雖然半個多世紀過去了,出塵子也不知道在這裏困了多久。
儼然已經大變樣,可白老頭已然記得那個犀利的眼神,從小到大,就是這個眼神督促著自己練功,製毒,從一個毛頭小子,變成了一代宗師。
然而物是人非,那個一手將自己帶大的師父竟然變成了這副模樣。
“師父,您怎麼搞成這樣,是誰把您鎖在這裏的!”白老頭跪著行到出塵子腳下,老淚縱橫的問道。
白老頭是從小被出塵子養大的,二人之間的感情比之親生父子猶有過之,看到出塵子這幅境地,白老頭心如刀絞。
恨不得把困住出塵子的那人千刀萬剮,那也難解他心頭之恨。
“還不是山下那幫子禿驢,他們占了我的淩霄觀,把我驅趕到這裏,囚禁了起來,已經四十多年了!”出塵子狠狠的罵道。
“我這就去山下殺光那群禿驢,為師父報仇!”白老頭一咬牙,縱起身來,從袖口裏抽出匕首就要往山下走。
白老頭可不是什麼好人,向來睚眥必報,自己的師父被人欺辱,又關了這麼多年,這仇不報,枉為人子。
“老白,不要衝動!”
薑帆抬手把白老頭拉住,奇怪的問出塵子道:“以師兄你的功夫,他們有多大本事能將你驅趕至此?”
出塵子在七十年前就已經是名動一時的大高手,活到現在已經一百多歲了,然而他須發皆黑,絲毫不見老色。

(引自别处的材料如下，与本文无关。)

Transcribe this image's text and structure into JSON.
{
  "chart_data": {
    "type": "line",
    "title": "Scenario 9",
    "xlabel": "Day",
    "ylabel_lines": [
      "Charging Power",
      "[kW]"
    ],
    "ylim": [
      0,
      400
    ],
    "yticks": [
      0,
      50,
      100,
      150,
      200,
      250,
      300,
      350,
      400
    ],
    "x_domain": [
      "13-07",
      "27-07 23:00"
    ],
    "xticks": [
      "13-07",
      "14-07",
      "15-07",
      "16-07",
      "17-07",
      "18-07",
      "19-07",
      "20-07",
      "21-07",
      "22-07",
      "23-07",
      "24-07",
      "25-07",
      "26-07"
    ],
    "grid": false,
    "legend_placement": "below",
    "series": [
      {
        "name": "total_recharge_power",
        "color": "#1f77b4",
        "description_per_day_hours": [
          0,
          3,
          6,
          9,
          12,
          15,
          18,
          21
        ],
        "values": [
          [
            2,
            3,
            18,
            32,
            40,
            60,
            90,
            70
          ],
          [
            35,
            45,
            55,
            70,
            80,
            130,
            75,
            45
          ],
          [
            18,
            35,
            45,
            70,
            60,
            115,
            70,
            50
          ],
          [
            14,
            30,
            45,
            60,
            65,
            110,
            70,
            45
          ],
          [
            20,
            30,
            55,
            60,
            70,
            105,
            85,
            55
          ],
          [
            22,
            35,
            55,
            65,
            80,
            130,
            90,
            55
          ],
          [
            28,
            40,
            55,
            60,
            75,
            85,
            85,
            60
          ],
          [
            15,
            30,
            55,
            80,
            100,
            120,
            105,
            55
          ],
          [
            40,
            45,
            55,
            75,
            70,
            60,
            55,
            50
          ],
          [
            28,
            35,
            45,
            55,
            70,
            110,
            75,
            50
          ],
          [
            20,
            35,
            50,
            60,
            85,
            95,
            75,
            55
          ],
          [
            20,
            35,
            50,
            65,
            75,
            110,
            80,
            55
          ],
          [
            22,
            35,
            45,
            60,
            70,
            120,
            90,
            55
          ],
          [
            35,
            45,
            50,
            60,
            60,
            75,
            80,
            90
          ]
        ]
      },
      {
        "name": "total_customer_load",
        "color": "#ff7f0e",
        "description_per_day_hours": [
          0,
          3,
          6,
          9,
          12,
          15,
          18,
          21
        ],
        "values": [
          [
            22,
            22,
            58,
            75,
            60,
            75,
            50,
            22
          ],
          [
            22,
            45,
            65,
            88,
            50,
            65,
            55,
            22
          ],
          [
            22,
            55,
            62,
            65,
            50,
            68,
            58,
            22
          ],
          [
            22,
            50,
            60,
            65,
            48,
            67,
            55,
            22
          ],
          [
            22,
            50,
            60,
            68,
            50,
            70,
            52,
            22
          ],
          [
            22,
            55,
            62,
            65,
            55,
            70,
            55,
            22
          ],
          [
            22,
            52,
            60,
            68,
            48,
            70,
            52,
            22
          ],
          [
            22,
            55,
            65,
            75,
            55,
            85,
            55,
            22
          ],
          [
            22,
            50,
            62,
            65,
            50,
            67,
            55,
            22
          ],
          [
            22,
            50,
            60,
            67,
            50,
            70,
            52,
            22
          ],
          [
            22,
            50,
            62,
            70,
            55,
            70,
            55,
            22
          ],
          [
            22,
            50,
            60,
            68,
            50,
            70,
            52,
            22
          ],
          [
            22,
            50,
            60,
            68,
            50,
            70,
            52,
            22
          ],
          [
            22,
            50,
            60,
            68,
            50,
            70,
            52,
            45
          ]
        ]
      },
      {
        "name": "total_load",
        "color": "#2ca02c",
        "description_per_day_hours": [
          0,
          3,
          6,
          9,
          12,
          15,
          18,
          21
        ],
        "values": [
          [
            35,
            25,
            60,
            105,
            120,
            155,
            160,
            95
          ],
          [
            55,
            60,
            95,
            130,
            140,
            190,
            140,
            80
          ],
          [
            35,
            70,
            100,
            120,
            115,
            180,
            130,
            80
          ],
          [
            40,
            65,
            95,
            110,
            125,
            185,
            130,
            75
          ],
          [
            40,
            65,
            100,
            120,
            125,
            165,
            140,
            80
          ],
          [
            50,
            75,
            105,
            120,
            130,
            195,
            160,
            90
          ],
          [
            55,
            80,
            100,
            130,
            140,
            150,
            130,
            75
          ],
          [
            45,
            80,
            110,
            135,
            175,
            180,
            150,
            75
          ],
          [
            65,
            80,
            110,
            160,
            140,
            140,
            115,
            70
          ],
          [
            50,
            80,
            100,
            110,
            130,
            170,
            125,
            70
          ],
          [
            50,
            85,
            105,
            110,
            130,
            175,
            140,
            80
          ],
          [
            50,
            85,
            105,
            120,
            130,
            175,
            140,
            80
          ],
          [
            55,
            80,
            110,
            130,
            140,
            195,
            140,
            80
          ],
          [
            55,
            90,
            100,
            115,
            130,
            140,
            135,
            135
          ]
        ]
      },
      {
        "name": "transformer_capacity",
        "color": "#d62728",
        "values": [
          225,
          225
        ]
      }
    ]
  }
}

可見他的修為之高,已經達到了煉神境,比藥皇古月也不遑多讓。
這樣的高手全世界現在也找不出三個,山下那群和尚修為最高的唯覺,也不過和自己平分秋色,怎能困得住他。
如果真是山下那群和尚所為,連出塵子都不堪抵擋,何況白老頭呢。
聽到薑帆口口聲聲喊自己師兄,出塵子眼神一滯,問白老頭道:“他是誰?”
原本出塵子以為薑帆年紀輕輕,不過是白若羽的小輩,誰知道這小子年紀不大,口氣不小,竟然張口就喊自己師兄,他以為他是誰!
“師父,這是師祖的關門弟子,您的師弟,現任天鼎門掌門,薑帆薑師叔!”白老頭恭敬的說道。
“天鼎門?師弟?嗬嗬!”出塵子果然不好對付,一聽到薑帆是自己的師弟,言語間充滿了不屑。
“掌門師叔有掌門玉牌的!”白老頭連忙說道。
聽到白老頭的話,出塵子眼裏充滿了難以置信,衝薑帆嚷道:“掌門玉牌?拿來我看看!”
畢竟有求於出塵子,不好得罪他。
薑帆想了想,掏出了掌門玉牌,遞到了出塵子眼前。
出塵子看見薑帆的玉牌,一瞬間,眼神變得萬分驚恐,然後很快便恢複,顫聲問薑帆道:“師父……師父他老人家還好嗎?”
“師父他老人家已經仙去了……”薑帆低頭傷心地說道,還狠狠地擠出了幾滴眼淚,架勢做得很足。
“哦……”聽到古月已經死掉,出塵子如釋重負的喘了口氣,接著說道:“想不到想不到,最後師父還是把這塊玉牌傳人了!”
“師兄,你也別傷心,師傅還是很記掛你的!”薑帆安慰出塵子道。
其實薑帆哪裏知道古月記掛誰,隻不過順口胡鄒,其實在藥皇秘典裏,都沒有記載過古月的名字。
出塵子嘿嘿冷笑道:“他當然記掛我,他死前最記掛的應該就是我!這玉牌你且收好,萬不可丟了!”
“知道了……”薑帆收起了玉牌,點點頭道。
“師兄一身修為通天徹地,怎麼會被那群人困在這裏的!”薑帆又一次的疑惑道。
出塵子道:“早些年,台山還是有一些高人的,因為他們要在我的淩霄觀上麵改寺廟,我不同意,所以他們排斥我,聯合起來,將我困在了這裏!”
“原來如此!”薑帆將信將疑,台山人排斥華夏大陸人是很顯而易見的,不過唯覺大師並不像是壞人,所以讓薑帆心裏有一絲疑慮。
“師父,這鐵索怎麼弄開!”白老頭的念頭還在就師父上麵,圍著石球轉了一圈,沒有發現鐵索上的環扣。
作為一個殺手,白老頭溜門撬鎖,也是一絕,畢竟殺手這個職業,殺人放火,連門都進不去那還搞個屁啊。